Many people are skeptical about AI in healthcare. What would you say to patients and physicians who feel cautious?
I think the skepticism is really important. The data used to train AI systems has excluded many voices and experiences. Much of it reflects workplaces and systems that historically centred certain populations over others. So, when someone types symptoms into an AI tool, the response may be based on someone very unlike them.
Right now, AI tends to be more trustworthy for tasks like sorting, documenting, and organizing. But we also need to consider its broader impacts on the environment, jobs, and livelihoods. Privacy is another major concern, which is why health care organizations must be rigorous about data protection and clear policies around AI use.
AI is already unavoidable. It has reached all of us, whether we sought it out or not. The challenge now is to build a relationship with it that’s as positive as possible and mitigate its harms.
What responsibility does primary care have in helping patients make sense of health information in a digital world shaped by AI and misinformation?
In many ways, our job hasn’t changed. Family medicine has always started with the person, not the diagnosis. If someone is your patient, you’re there to support them over their lifetime and interpret their health journey in alignment with their values, preferences, family context, and aspirations. What’s new is the volume and complexity of information patients are encountering. AI introduces new pressures and variables, but it also creates an opportunity for family medicine to be even more essential as a source of trust and interpretation.
What challenges do you see in ensuring digital care remains equitable and accessible for all patients?
Equity has to be a central question every time we engage with new digital tools. We need to ask: Where did this AI come from? Whose voices shaped it? Who is missing? Privacy and security matter just as much.
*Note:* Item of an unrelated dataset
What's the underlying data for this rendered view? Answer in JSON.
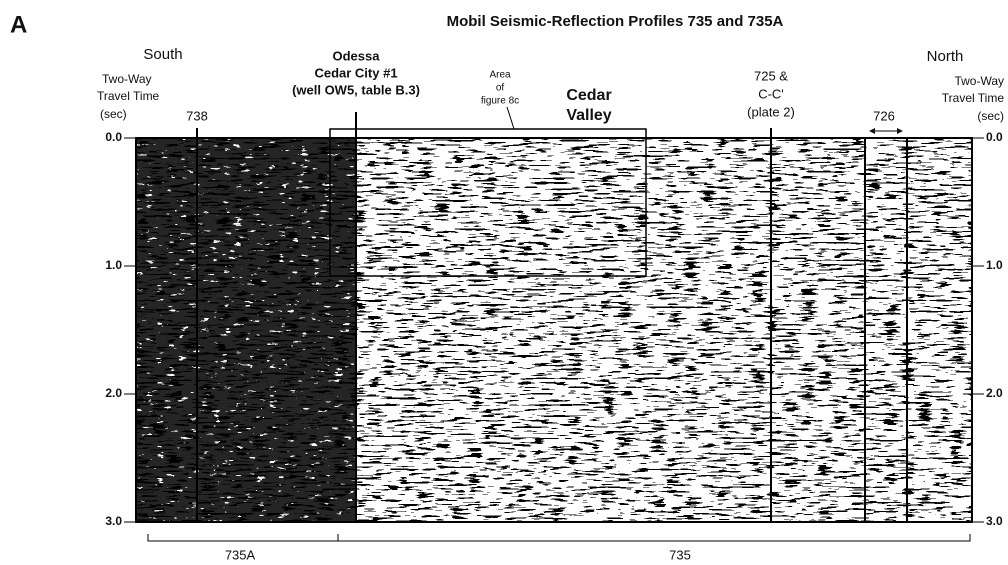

Another piece of equity is simplicity. Digital care shouldn’t require expensive devices, complicated apps, or endless passwords. Ideally, tools should be intuitive and accessible, embedded in platforms people already use. Reducing the administrative burden on patients is itself a form of equity. If digital tools aren’t designed inclusively, many people will be left behind. We’re not fully there yet, but this is a critical direction for the future.
How is our department preparing learners to deliver compassionate care in increasingly digital clinical environments?
We’ve always centred relationship-based care in our teaching – helping learners think about what’s happening between themselves and the patient, not just clinically, but emotionally and contextually. The challenge now is to hold onto those foundational skills while integrating powerful new tools. We’re being thoughtful about when and how learners use AI, so it supports learning rather than shortcuts essential clinical reasoning or knowledge development.
We’re also paying close attention to privacy, data stewardship, and ensuring the tools we use align with Canadian standards. At the same time, we’re exploring educational opportunities, such as using AI to support assessment and feedback. This is an evolving space, and we’re committed to adapting thoughtfully alongside it.
Is there anything else you’d like to share?
Health care and medical education are at real breaking points. Demand is growing, funding is constrained, and every part of the system feels stretched. At the same time, it’s becoming clear that we can’t simply ask for more of the same.
We’re at an inflection point. Instead of trying to recreate what worked decades ago, we need to rethink how care is delivered, using new tools and approaches to meet people where they are. I don’t know exactly what that will look like yet, but I’m excited about the role family medicine will play in shaping it.